Table 2 Performance evaluation of YOLOv3 and SSD on MS COCO 2017-val data, parameter \(n=9\) in N-IoU series loss

6.3 YOLOv3 and SSD on MS COCO

The models YOLOv3Footnote 2 and SSDFootnote 3 used in the experiments are recent PyTorch implementations. Table 2 reports the detection AP values of these two models for large, medium and small objects in all evaluation images when using the set loss function and mAP 0.5:0.95 for the entire evaluation data. Table 2 shows the quantitative comparison of the inference accuracy of YOLOv3 and SSD on MS COCO 2017-val data. Experiments show that for YOLOv3 and SSD, N-GIoU has a certain performance improvement compared to GIoU and N-CIoU compared to CIoU. Compared with the GIoU loss, the mAP0.5:0.9 of YOLOv3 and SSD is improved by 0.91 and 1.08 when using N-GIoU loss, and 1.17 and 1.28 when using N-CIoU and CIoU loss, respectively.
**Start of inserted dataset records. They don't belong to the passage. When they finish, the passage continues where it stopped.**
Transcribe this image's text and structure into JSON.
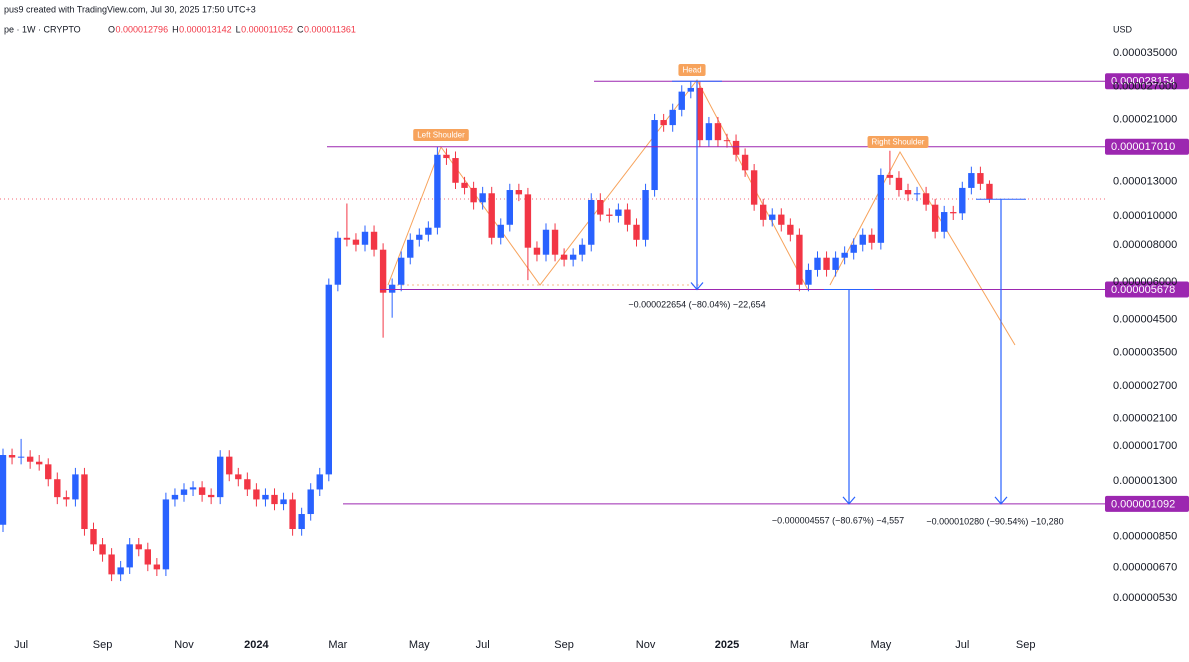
{
  "chart_data": {
    "type": "candlestick",
    "header": {
      "credit": "pus9 created with TradingView.com, Jul 30, 2025 17:50 UTC+3",
      "symbol": "pe · 1W · CRYPTO",
      "ohlc": [
        {
          "key": "O",
          "value": "0.000012796"
        },
        {
          "key": "H",
          "value": "0.000013142"
        },
        {
          "key": "L",
          "value": "0.000011052"
        },
        {
          "key": "C",
          "value": "0.000011361"
        }
      ]
    },
    "y_axis_label": "USD",
    "log_y": true,
    "up_color": "#2962ff",
    "down_color": "#f23645",
    "line_color": "#9c27b0",
    "ylim": [
      4.14e-07,
      5.26e-05
    ],
    "yticks": [
      {
        "value": 3.5e-05,
        "label": "0.000035000"
      },
      {
        "value": 2.7e-05,
        "label": "0.000027000"
      },
      {
        "value": 2.1e-05,
        "label": "0.000021000"
      },
      {
        "value": 1.3e-05,
        "label": "0.000013000"
      },
      {
        "value": 1e-05,
        "label": "0.000010000"
      },
      {
        "value": 8e-06,
        "label": "0.000008000"
      },
      {
        "value": 6e-06,
        "label": "0.000006000"
      },
      {
        "value": 4.5e-06,
        "label": "0.000004500"
      },
      {
        "value": 3.5e-06,
        "label": "0.000003500"
      },
      {
        "value": 2.7e-06,
        "label": "0.000002700"
      },
      {
        "value": 2.1e-06,
        "label": "0.000002100"
      },
      {
        "value": 1.7e-06,
        "label": "0.000001700"
      },
      {
        "value": 1.3e-06,
        "label": "0.000001300"
      },
      {
        "value": 8.5e-07,
        "label": "0.000000850"
      },
      {
        "value": 6.7e-07,
        "label": "0.000000670"
      },
      {
        "value": 5.3e-07,
        "label": "0.000000530"
      }
    ],
    "hlines": [
      {
        "value": 2.8154e-05,
        "label": "0.000028154"
      },
      {
        "value": 1.701e-05,
        "label": "0.000017010"
      },
      {
        "value": 5.678e-06,
        "label": "0.000005678"
      },
      {
        "value": 1.092e-06,
        "label": "0.000001092"
      }
    ],
    "pattern_labels": [
      "Left Shoulder",
      "Head",
      "Right Shoulder"
    ],
    "measurements": [
      "−0.000022654 (−80.04%) −22,654",
      "−0.000004557 (−80.67%) −4,557",
      "−0.000010280 (−90.54%) −10,280"
    ],
    "categories": [
      null,
      null,
      "Jul",
      null,
      null,
      null,
      null,
      null,
      null,
      null,
      null,
      "Sep",
      null,
      null,
      null,
      null,
      null,
      null,
      null,
      null,
      "Nov",
      null,
      null,
      null,
      null,
      null,
      null,
      null,
      "2024",
      null,
      null,
      null,
      null,
      null,
      null,
      null,
      null,
      "Mar",
      null,
      null,
      null,
      null,
      null,
      null,
      null,
      null,
      "May",
      null,
      null,
      null,
      null,
      null,
      null,
      "Jul",
      null,
      null,
      null,
      null,
      null,
      null,
      null,
      null,
      "Sep",
      null,
      null,
      null,
      null,
      null,
      null,
      null,
      null,
      "Nov",
      null,
      null,
      null,
      null,
      null,
      null,
      null,
      null,
      "2025",
      null,
      null,
      null,
      null,
      null,
      null,
      null,
      "Mar",
      null,
      null,
      null,
      null,
      null,
      null,
      null,
      null,
      "May",
      null,
      null,
      null,
      null,
      null,
      null,
      null,
      null,
      "Jul",
      null,
      null,
      null,
      null,
      null,
      null,
      "Sep"
    ],
    "open": [
      9.3e-07,
      1.59e-06,
      1.56e-06,
      1.57e-06,
      1.51e-06,
      1.48e-06,
      1.32e-06,
      1.15e-06,
      1.13e-06,
      1.37e-06,
      9e-07,
      8e-07,
      7.4e-07,
      6.35e-07,
      6.7e-07,
      8e-07,
      7.7e-07,
      6.85e-07,
      6.6e-07,
      1.13e-06,
      1.17e-06,
      1.22e-06,
      1.24e-06,
      1.17e-06,
      1.15e-06,
      1.57e-06,
      1.37e-06,
      1.32e-06,
      1.22e-06,
      1.13e-06,
      1.17e-06,
      1.09e-06,
      1.13e-06,
      9e-07,
      1.01e-06,
      1.22e-06,
      1.37e-06,
      5.89e-06,
      8.45e-06,
      8.33e-06,
      8.01e-06,
      8.85e-06,
      7.71e-06,
      5.54e-06,
      5.89e-06,
      7.25e-06,
      8.32e-06,
      8.65e-06,
      9.13e-06,
      1.6e-05,
      1.56e-05,
      1.29e-05,
      1.24e-05,
      1.11e-05,
      1.19e-05,
      8.45e-06,
      9.34e-06,
      1.22e-05,
      1.18e-05,
      7.83e-06,
      7.42e-06,
      8.99e-06,
      7.42e-06,
      7.14e-06,
      7.42e-06,
      8.01e-06,
      1.13e-05,
      1.01e-05,
      1e-05,
      1.05e-05,
      9.34e-06,
      8.32e-06,
      1.22e-05,
      2.09e-05,
      2.01e-05,
      2.26e-05,
      2.6e-05,
      2.675e-05,
      1.79e-05,
      2.04e-05,
      1.79e-05,
      1.78e-05,
      1.6e-05,
      1.42e-05,
      1.09e-05,
      9.7e-06,
      1.01e-05,
      9.34e-06,
      8.65e-06,
      5.89e-06,
      6.6e-06,
      7.25e-06,
      6.6e-06,
      7.25e-06,
      7.53e-06,
      8.01e-06,
      8.65e-06,
      8.13e-06,
      1.37e-05,
      1.34e-05,
      1.22e-05,
      1.18e-05,
      1.19e-05,
      1.09e-05,
      8.85e-06,
      1.03e-05,
      1.02e-05,
      1.24e-05,
      1.39e-05,
      1.2796e-05,
      null,
      null,
      null,
      null
    ],
    "high": [
      1.67e-06,
      1.67e-06,
      1.8e-06,
      1.65e-06,
      1.59e-06,
      1.55e-06,
      1.39e-06,
      1.21e-06,
      1.44e-06,
      1.44e-06,
      9.45e-07,
      8.4e-07,
      7.77e-07,
      7.04e-07,
      8.4e-07,
      8.4e-07,
      8.1e-07,
      7.2e-07,
      1.19e-06,
      1.23e-06,
      1.28e-06,
      1.3e-06,
      1.3e-06,
      1.23e-06,
      1.65e-06,
      1.65e-06,
      1.44e-06,
      1.39e-06,
      1.28e-06,
      1.23e-06,
      1.23e-06,
      1.19e-06,
      1.19e-06,
      1.06e-06,
      1.28e-06,
      1.44e-06,
      6.18e-06,
      8.87e-06,
      1.1e-05,
      8.75e-06,
      9.29e-06,
      9.29e-06,
      8.1e-06,
      6.18e-06,
      7.61e-06,
      8.74e-06,
      9.08e-06,
      9.59e-06,
      1.701e-05,
      1.68e-05,
      1.64e-05,
      1.35e-05,
      1.3e-05,
      1.25e-05,
      1.25e-05,
      9.81e-06,
      1.28e-05,
      1.28e-05,
      1.24e-05,
      8.22e-06,
      9.44e-06,
      9.44e-06,
      7.79e-06,
      7.79e-06,
      8.41e-06,
      1.19e-05,
      1.19e-05,
      1.06e-05,
      1.1e-05,
      1.1e-05,
      9.81e-06,
      1.28e-05,
      2.19e-05,
      2.19e-05,
      2.37e-05,
      2.73e-05,
      2.8154e-05,
      2.81e-05,
      2.14e-05,
      2.14e-05,
      1.88e-05,
      1.87e-05,
      1.68e-05,
      1.49e-05,
      1.14e-05,
      1.06e-05,
      1.06e-05,
      9.81e-06,
      9.08e-06,
      6.93e-06,
      7.61e-06,
      7.61e-06,
      7.61e-06,
      7.91e-06,
      8.41e-06,
      9.08e-06,
      9.08e-06,
      1.44e-05,
      1.65e-05,
      1.41e-05,
      1.28e-05,
      1.25e-05,
      1.25e-05,
      1.14e-05,
      1.08e-05,
      1.08e-05,
      1.3e-05,
      1.46e-05,
      1.46e-05,
      1.3142e-05,
      null,
      null,
      null,
      null
    ],
    "low": [
      8.8e-07,
      1.48e-06,
      1.48e-06,
      1.43e-06,
      1.41e-06,
      1.25e-06,
      1.09e-06,
      1.07e-06,
      1.07e-06,
      8.55e-07,
      7.6e-07,
      7e-07,
      6.03e-07,
      6.03e-07,
      6.37e-07,
      7.3e-07,
      6.51e-07,
      6.27e-07,
      6.27e-07,
      1.07e-06,
      1.11e-06,
      1.16e-06,
      1.11e-06,
      1.09e-06,
      1.09e-06,
      1.3e-06,
      1.25e-06,
      1.16e-06,
      1.07e-06,
      1.07e-06,
      1.04e-06,
      1.04e-06,
      8.55e-07,
      8.55e-07,
      9.6e-07,
      1.16e-06,
      1.3e-06,
      5.6e-06,
      7.91e-06,
      7.61e-06,
      7.61e-06,
      7.32e-06,
      3.92e-06,
      4.57e-06,
      5.6e-06,
      6.89e-06,
      7.9e-06,
      8.22e-06,
      8.67e-06,
      1.48e-05,
      1.23e-05,
      1.18e-05,
      1.05e-05,
      1.05e-05,
      8.03e-06,
      8.03e-06,
      8.87e-06,
      1.12e-05,
      6.1e-06,
      7.05e-06,
      7.05e-06,
      7.05e-06,
      6.78e-06,
      6.78e-06,
      7.05e-06,
      7.61e-06,
      9.6e-06,
      9.5e-06,
      9.5e-06,
      8.87e-06,
      7.9e-06,
      7.9e-06,
      1.16e-05,
      1.91e-05,
      1.91e-05,
      2.15e-05,
      2.47e-05,
      1.7e-05,
      1.7e-05,
      1.7e-05,
      1.69e-05,
      1.52e-05,
      1.35e-05,
      1.04e-05,
      9.22e-06,
      9.22e-06,
      8.87e-06,
      8.22e-06,
      5.6e-06,
      5.6e-06,
      6.27e-06,
      6.27e-06,
      6.27e-06,
      6.89e-06,
      7.15e-06,
      7.61e-06,
      7.72e-06,
      7.72e-06,
      1.27e-05,
      1.16e-05,
      1.12e-05,
      1.12e-05,
      1.04e-05,
      8.41e-06,
      8.41e-06,
      9.69e-06,
      9.69e-06,
      1.18e-05,
      1.22e-05,
      1.1052e-05,
      null,
      null,
      null,
      null
    ],
    "close": [
      1.59e-06,
      1.56e-06,
      1.57e-06,
      1.51e-06,
      1.48e-06,
      1.32e-06,
      1.15e-06,
      1.13e-06,
      1.37e-06,
      9e-07,
      8e-07,
      7.4e-07,
      6.35e-07,
      6.7e-07,
      8e-07,
      7.7e-07,
      6.85e-07,
      6.6e-07,
      1.13e-06,
      1.17e-06,
      1.22e-06,
      1.24e-06,
      1.17e-06,
      1.15e-06,
      1.57e-06,
      1.37e-06,
      1.32e-06,
      1.22e-06,
      1.13e-06,
      1.17e-06,
      1.09e-06,
      1.13e-06,
      9e-07,
      1.01e-06,
      1.22e-06,
      1.37e-06,
      5.89e-06,
      8.45e-06,
      8.33e-06,
      8.01e-06,
      8.85e-06,
      7.71e-06,
      5.54e-06,
      5.89e-06,
      7.25e-06,
      8.32e-06,
      8.65e-06,
      9.13e-06,
      1.6e-05,
      1.56e-05,
      1.29e-05,
      1.24e-05,
      1.11e-05,
      1.19e-05,
      8.45e-06,
      9.34e-06,
      1.22e-05,
      1.18e-05,
      7.83e-06,
      7.42e-06,
      8.99e-06,
      7.42e-06,
      7.14e-06,
      7.42e-06,
      8.01e-06,
      1.13e-05,
      1.01e-05,
      1e-05,
      1.05e-05,
      9.34e-06,
      8.32e-06,
      1.22e-05,
      2.09e-05,
      2.01e-05,
      2.26e-05,
      2.6e-05,
      2.675e-05,
      1.79e-05,
      2.04e-05,
      1.79e-05,
      1.78e-05,
      1.6e-05,
      1.42e-05,
      1.09e-05,
      9.7e-06,
      1.01e-05,
      9.34e-06,
      8.65e-06,
      5.89e-06,
      6.6e-06,
      7.25e-06,
      6.6e-06,
      7.25e-06,
      7.53e-06,
      8.01e-06,
      8.65e-06,
      8.13e-06,
      1.37e-05,
      1.34e-05,
      1.22e-05,
      1.18e-05,
      1.19e-05,
      1.09e-05,
      8.85e-06,
      1.03e-05,
      1.02e-05,
      1.24e-05,
      1.39e-05,
      1.2796e-05,
      1.1361e-05,
      null,
      null,
      null,
      null
    ]
  }
}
Table 3 Evaluation results of YOLOX(nano) lightweight version, YOLOv8(s) and DETR on MS COCO 2017-val, parameter \(n=9\) in N-IoU series loss

6.4 YOLOX(nano), YOLOv8(s) and DETR on MS COCO

Model YOLOX(nano)Footnote 4 YOLOv8(s)Footnote 5 and DETRFootnote 6 are also recent PyTorch implementations that implement some of the important improvements of YOLOX [13], YOLOv8(s) [14] and DETR [15], with some details for the implementation. Table 3 reports the large, medium and small target AP values for all images and mAP0.5:0.9 for all images in COCO 2017-val of these models. The evaluation results in Table 3 show that the mAP0.5:0.9 of YOLOX(nano) is improved by 0.87 when using N-GIoU compared to GIoU loss, the YOLOv8(s) and DETR are improved by 0.91 and 0.82, respectively. When using N-CIoU and CIoU loss, the three models are improved by 1.01, 1.21 and 1.18, respectively. The comparison with the experimental results shows that N-CIoU can show better performance on lightweight models.
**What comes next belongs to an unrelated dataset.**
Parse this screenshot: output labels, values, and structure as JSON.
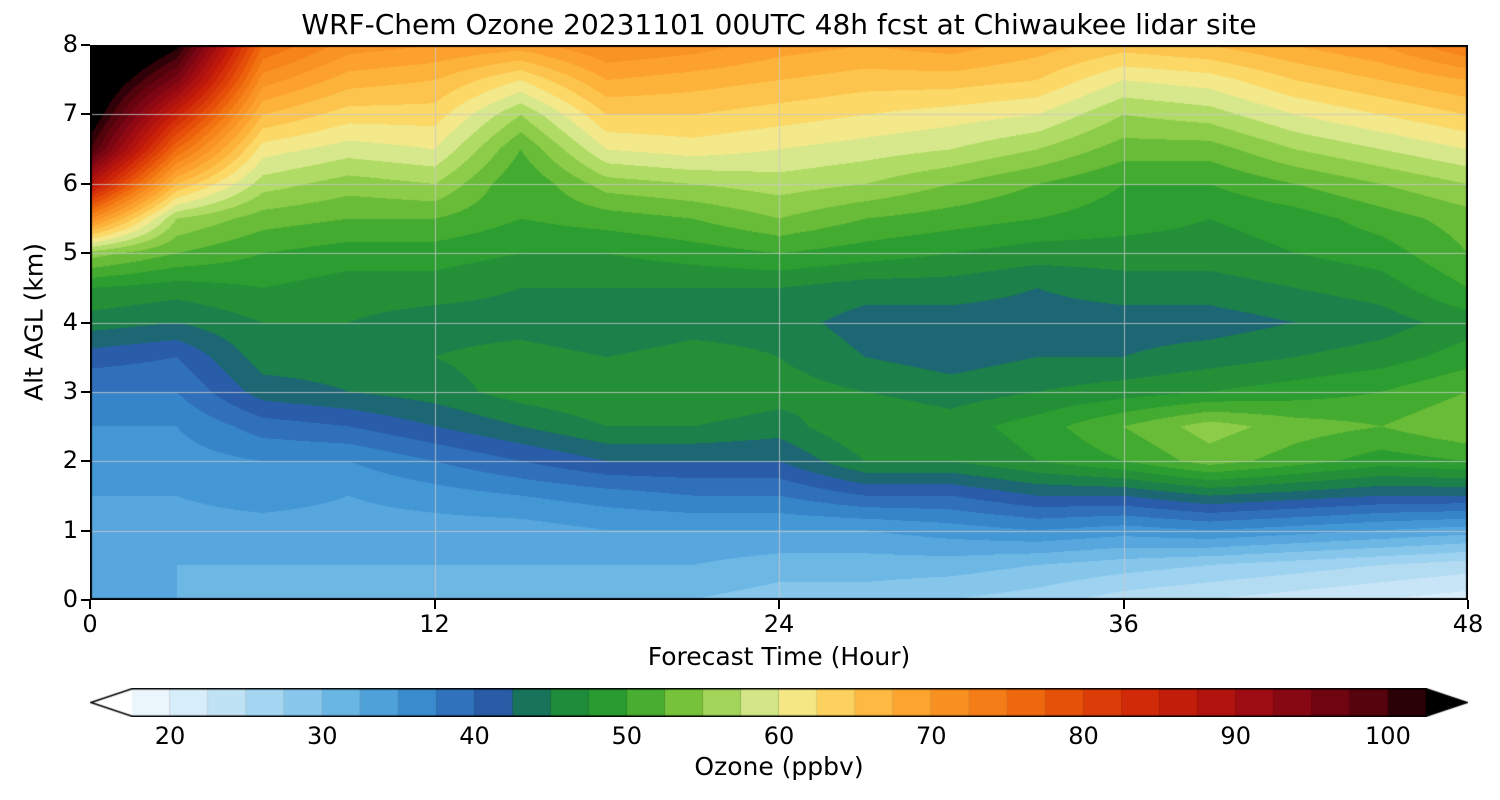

In the above series of experiments, we find two phenomena in the application of N-IoU measure: 1. When using N-IOU-based loss function to train the model, the model convergence speed is significantly slower than IoU-based loss. Comparing experimental results, it is found that when the N-IoU loss is used for YOLOv8 model, the performance improvement of small object detection is slightly higher than that of other models. This indicates that we must take measures to improve the convergence speed of the model under the N-IoU measure and the accuracy of the model for small targets. A feasible scheme is to combine the N-IoU-based loss function with Focal Loss or GFocal Loss as in the loss function design in YOLOv8.

7 Conclusion

In this paper, we propose a new bounding box regression measure that outperforms and replaces the IoU measure, and we define the general properties of this new measure and propose an N-IoU loss family. This series of losses is more flexible and simple to calculate, and they can be used to obtain the optimal regression loss suitable for application scenarios by debugging parameter n.

We demonstrate the correctness of the proposed theory through mathematical reasoning and analysis of the previous work. We design simulation experiments and analysis to demonstrate the superiority of N-IoU performance. After comparative experiments on multiple detector models and standard datasets, the following four conclusions can be drawn: (1) N-IoU performs better than the commonly used IoU measure; (2) it can better optimize the regression learning of highly overlapping instances; (3) it can be used more widely for object detection or image segmentation and (4) it has better optimization ability for lightweight detectors.

In the future research, we will evaluate and improve the proposed N-IoU in some key application domains, such as small target scenarios [51]. We will further enrich the theory of obtaining novel loss functions based on IoU composite modulation and explore other functional forms that are more in line with the characteristics and further study new generalization formulas for other metric-derived loss function, such as boundary-based loss functions, which representative works include boundary (BD) loss [52] and Hausdorff distance (HD) loss, or hybrid loss functions, such as combo loss [53] and exponential logarithmic loss [54].